1 Samuel 26:1 The Ziphites came to Saul to Gibeah, saying, "Doesn't David hide himself in the hill of Hachilah, which is before the desert?"
1 Samuel 26:3 Saul encamped in the hill of Hachilah, which is before the desert, by the way. But David stayed in the wilderness, and he saw that Saul came after him into the wilderness.
Encyclopedia
JESHIMONje-she'-mon, jesh'-i-mon (ha-yeshimon, "the desert," and in the Revised Version (British and American) so translated but in the King James Version, Numbers 21:20; Numbers 23:28 1 Samuel 23:19, 24; 1 Samuel 26:1, 3, "Jeshimon" as a place-name. In Numbers, the Septuagint reads he eremos, "the desert"; in 1 Samuel, the Septuagint reads Iessaimon): In these passages probably two districts are referred to:
(1) The "desert" North of the Dead Sea, which was overlooked from Pisgah (Numbers 21:20; Numbers 23:28).

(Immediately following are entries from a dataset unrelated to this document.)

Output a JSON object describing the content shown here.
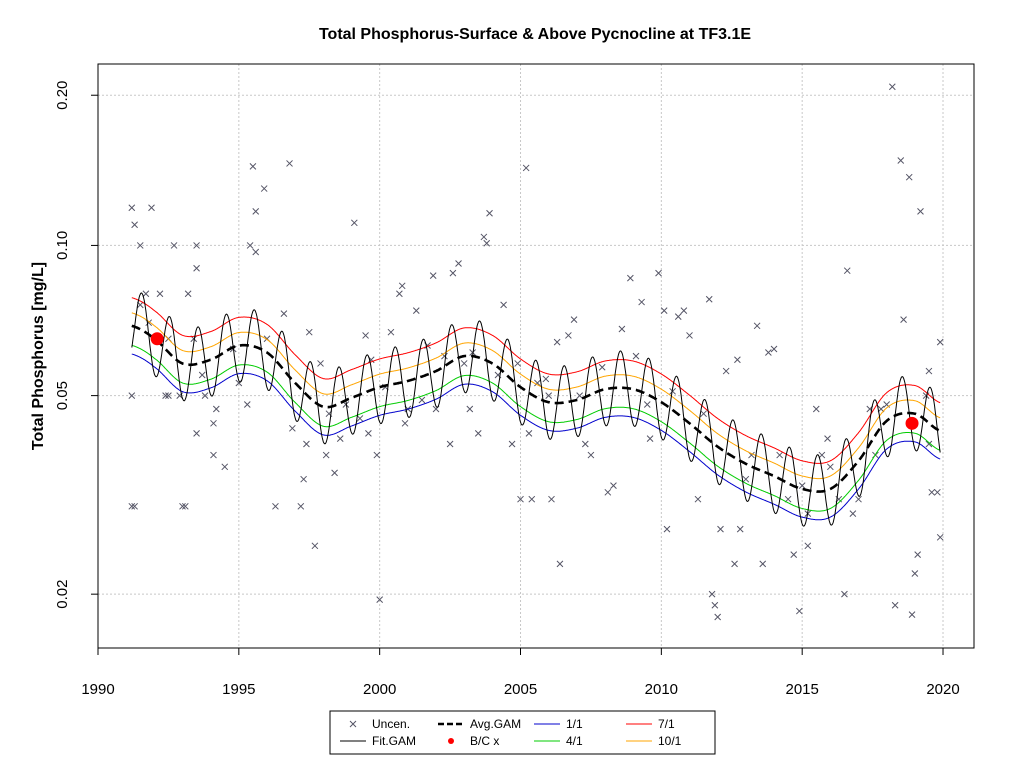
{
  "chart_data": {
    "type": "line",
    "title": "Total Phosphorus-Surface & Above Pycnocline at TF3.1E",
    "xlabel": "",
    "ylabel": "Total Phosphorus [mg/L]",
    "y_scale": "log",
    "xlim": [
      1990,
      2021.1
    ],
    "ylim": [
      0.0156,
      0.231
    ],
    "x_ticks": [
      1990,
      1995,
      2000,
      2005,
      2010,
      2015,
      2020
    ],
    "x_tick_labels": [
      "1990",
      "1995",
      "2000",
      "2005",
      "2010",
      "2015",
      "2020"
    ],
    "y_ticks": [
      0.02,
      0.05,
      0.1,
      0.2
    ],
    "y_tick_labels": [
      "0.02",
      "0.05",
      "0.10",
      "0.20"
    ],
    "grid": true,
    "legend_position": "bottom",
    "legend": [
      {
        "label": "Uncen.",
        "kind": "cross",
        "color": "#555566"
      },
      {
        "label": "Fit.GAM",
        "kind": "line",
        "color": "#000000"
      },
      {
        "label": "Avg.GAM",
        "kind": "dashed",
        "color": "#000000"
      },
      {
        "label": "B/C x",
        "kind": "dot",
        "color": "#ff0000"
      },
      {
        "label": "1/1",
        "kind": "line",
        "color": "#0000cc"
      },
      {
        "label": "4/1",
        "kind": "line",
        "color": "#00cc00"
      },
      {
        "label": "7/1",
        "kind": "line",
        "color": "#ff0000"
      },
      {
        "label": "10/1",
        "kind": "line",
        "color": "#ffa500"
      }
    ],
    "avg_gam": {
      "x": [
        1991.2,
        1992,
        1993,
        1994,
        1995,
        1996,
        1997,
        1998,
        1999,
        2000,
        2001,
        2002,
        2003,
        2004,
        2005,
        2006,
        2007,
        2008,
        2009,
        2010,
        2011,
        2012,
        2013,
        2014,
        2015,
        2016,
        2017,
        2018,
        2019,
        2019.9
      ],
      "y": [
        0.069,
        0.065,
        0.058,
        0.059,
        0.063,
        0.061,
        0.053,
        0.0475,
        0.0495,
        0.052,
        0.0535,
        0.056,
        0.06,
        0.058,
        0.052,
        0.0485,
        0.049,
        0.0515,
        0.0515,
        0.0485,
        0.044,
        0.0395,
        0.0365,
        0.0345,
        0.0325,
        0.0325,
        0.037,
        0.0445,
        0.046,
        0.0425
      ]
    },
    "seasonal_offsets": {
      "m1_1": -0.13,
      "m4_1": -0.09,
      "m7_1": 0.13,
      "m10_1": 0.06
    },
    "seasonal_amplitude": 0.17,
    "bc_points": [
      {
        "x": 1992.1,
        "y": 0.065
      },
      {
        "x": 2018.9,
        "y": 0.044
      }
    ],
    "observations": [
      [
        1991.2,
        0.119
      ],
      [
        1991.3,
        0.11
      ],
      [
        1991.5,
        0.1
      ],
      [
        1991.9,
        0.119
      ],
      [
        1991.7,
        0.08
      ],
      [
        1991.2,
        0.03
      ],
      [
        1991.3,
        0.03
      ],
      [
        1991.2,
        0.05
      ],
      [
        1991.5,
        0.076
      ],
      [
        1991.8,
        0.07
      ],
      [
        1992.2,
        0.08
      ],
      [
        1992.4,
        0.05
      ],
      [
        1992.5,
        0.05
      ],
      [
        1992.5,
        0.065
      ],
      [
        1992.7,
        0.1
      ],
      [
        1992.9,
        0.05
      ],
      [
        1993.0,
        0.03
      ],
      [
        1993.1,
        0.03
      ],
      [
        1993.2,
        0.08
      ],
      [
        1993.4,
        0.065
      ],
      [
        1993.5,
        0.1
      ],
      [
        1993.5,
        0.09
      ],
      [
        1993.5,
        0.042
      ],
      [
        1993.7,
        0.055
      ],
      [
        1993.8,
        0.05
      ],
      [
        1994.1,
        0.044
      ],
      [
        1994.1,
        0.038
      ],
      [
        1994.2,
        0.047
      ],
      [
        1994.5,
        0.036
      ],
      [
        1994.8,
        0.062
      ],
      [
        1995.0,
        0.053
      ],
      [
        1995.3,
        0.048
      ],
      [
        1995.4,
        0.1
      ],
      [
        1995.5,
        0.144
      ],
      [
        1995.6,
        0.117
      ],
      [
        1995.6,
        0.097
      ],
      [
        1995.9,
        0.13
      ],
      [
        1996.0,
        0.065
      ],
      [
        1996.3,
        0.03
      ],
      [
        1996.6,
        0.073
      ],
      [
        1996.8,
        0.146
      ],
      [
        1996.9,
        0.043
      ],
      [
        1997.2,
        0.03
      ],
      [
        1997.3,
        0.034
      ],
      [
        1997.4,
        0.04
      ],
      [
        1997.5,
        0.067
      ],
      [
        1997.7,
        0.025
      ],
      [
        1997.9,
        0.058
      ],
      [
        1998.1,
        0.038
      ],
      [
        1998.2,
        0.046
      ],
      [
        1998.4,
        0.035
      ],
      [
        1998.6,
        0.041
      ],
      [
        1998.8,
        0.048
      ],
      [
        1999.1,
        0.111
      ],
      [
        1999.3,
        0.045
      ],
      [
        1999.5,
        0.066
      ],
      [
        1999.6,
        0.042
      ],
      [
        1999.7,
        0.059
      ],
      [
        1999.9,
        0.038
      ],
      [
        2000.0,
        0.0195
      ],
      [
        2000.2,
        0.052
      ],
      [
        2000.4,
        0.067
      ],
      [
        2000.7,
        0.08
      ],
      [
        2000.8,
        0.083
      ],
      [
        2000.9,
        0.044
      ],
      [
        2001.0,
        0.047
      ],
      [
        2001.3,
        0.074
      ],
      [
        2001.5,
        0.049
      ],
      [
        2001.7,
        0.063
      ],
      [
        2001.9,
        0.087
      ],
      [
        2002.3,
        0.06
      ],
      [
        2002.5,
        0.04
      ],
      [
        2002.6,
        0.088
      ],
      [
        2002.8,
        0.092
      ],
      [
        2003.0,
        0.058
      ],
      [
        2003.3,
        0.061
      ],
      [
        2003.5,
        0.042
      ],
      [
        2003.7,
        0.104
      ],
      [
        2003.8,
        0.101
      ],
      [
        2003.9,
        0.116
      ],
      [
        2004.2,
        0.055
      ],
      [
        2004.4,
        0.076
      ],
      [
        2004.7,
        0.04
      ],
      [
        2004.9,
        0.058
      ],
      [
        2005.0,
        0.031
      ],
      [
        2005.2,
        0.143
      ],
      [
        2005.3,
        0.042
      ],
      [
        2005.4,
        0.031
      ],
      [
        2005.6,
        0.053
      ],
      [
        2005.9,
        0.054
      ],
      [
        2006.0,
        0.05
      ],
      [
        2006.1,
        0.031
      ],
      [
        2006.3,
        0.064
      ],
      [
        2006.4,
        0.023
      ],
      [
        2006.7,
        0.066
      ],
      [
        2006.9,
        0.071
      ],
      [
        2007.1,
        0.05
      ],
      [
        2007.3,
        0.04
      ],
      [
        2007.5,
        0.038
      ],
      [
        2007.9,
        0.057
      ],
      [
        2008.1,
        0.032
      ],
      [
        2008.3,
        0.033
      ],
      [
        2008.6,
        0.068
      ],
      [
        2008.9,
        0.086
      ],
      [
        2009.1,
        0.06
      ],
      [
        2009.3,
        0.077
      ],
      [
        2009.6,
        0.041
      ],
      [
        2009.9,
        0.088
      ],
      [
        2010.1,
        0.074
      ],
      [
        2010.2,
        0.027
      ],
      [
        2010.4,
        0.051
      ],
      [
        2010.6,
        0.072
      ],
      [
        2010.8,
        0.074
      ],
      [
        2011.0,
        0.066
      ],
      [
        2011.3,
        0.031
      ],
      [
        2011.5,
        0.046
      ],
      [
        2011.7,
        0.078
      ],
      [
        2011.8,
        0.02
      ],
      [
        2011.9,
        0.019
      ],
      [
        2012.0,
        0.018
      ],
      [
        2012.1,
        0.027
      ],
      [
        2012.3,
        0.056
      ],
      [
        2012.6,
        0.023
      ],
      [
        2012.7,
        0.059
      ],
      [
        2012.8,
        0.027
      ],
      [
        2013.0,
        0.034
      ],
      [
        2013.2,
        0.038
      ],
      [
        2013.4,
        0.069
      ],
      [
        2013.6,
        0.023
      ],
      [
        2013.8,
        0.061
      ],
      [
        2014.0,
        0.062
      ],
      [
        2014.2,
        0.038
      ],
      [
        2014.5,
        0.031
      ],
      [
        2014.7,
        0.024
      ],
      [
        2014.9,
        0.0185
      ],
      [
        2015.2,
        0.025
      ],
      [
        2015.5,
        0.047
      ],
      [
        2015.7,
        0.038
      ],
      [
        2015.9,
        0.041
      ],
      [
        2016.0,
        0.036
      ],
      [
        2016.3,
        0.031
      ],
      [
        2016.5,
        0.02
      ],
      [
        2016.6,
        0.089
      ],
      [
        2016.8,
        0.029
      ],
      [
        2017.0,
        0.031
      ],
      [
        2017.4,
        0.047
      ],
      [
        2017.6,
        0.038
      ],
      [
        2017.8,
        0.047
      ],
      [
        2018.0,
        0.048
      ],
      [
        2018.2,
        0.208
      ],
      [
        2018.3,
        0.019
      ],
      [
        2018.5,
        0.148
      ],
      [
        2018.6,
        0.071
      ],
      [
        2018.8,
        0.137
      ],
      [
        2018.9,
        0.0182
      ],
      [
        2019.0,
        0.022
      ],
      [
        2019.1,
        0.024
      ],
      [
        2019.2,
        0.117
      ],
      [
        2019.4,
        0.05
      ],
      [
        2019.5,
        0.056
      ],
      [
        2019.6,
        0.032
      ],
      [
        2019.8,
        0.032
      ],
      [
        2019.9,
        0.064
      ],
      [
        2019.9,
        0.026
      ],
      [
        2019.5,
        0.04
      ],
      [
        2015.2,
        0.029
      ],
      [
        2015.0,
        0.033
      ],
      [
        2009.5,
        0.048
      ],
      [
        2003.2,
        0.047
      ],
      [
        2002.0,
        0.047
      ]
    ]
  }
}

This is the bare and sterile land, saturated with salt, lying on each side of the Jordan North of the Dead Sea, where for miles practically no vegetable life can exist.
(2) The sterile plateau West of the steep cliffs bordering the western shores of the Dead Sea. Here between the lower slopes of the Judean hills, where thousands of Bedouin live and herd their flocks, and the more fertile borders of the sea with their oases (`Ain Feshkhah, `Ain Jidy, etc.), is a broad strip of utterly waterless land, the soft chalky hills of which are, for all but a few short weeks, destitute of practically any vegetation. The Hill of Hachilah was on the edge of this desert (1 Samuel 23:19; 1 Samuel 26:1, 3), and the Arabah was to its south (1 Samuel 23:24). It is possible that the references in Numbers may also apply to this region.
The word "Jeshimon" (yeshimon) is often used as a common noun in referring to the desert of Sinai (Deuteronomy 32:10 Psalm 78:40; Psalm 106:14 Isaiah 43:19, etc.), and except in the first two of these references, when we have "wilderness," it is always translated "desert." Although used in 7 passages in poetical parallelism to midhbar, translated "wilderness," it really means a much more hopeless place; in a midhbar animals can be pastured, but a yeshimon is a desolate waste.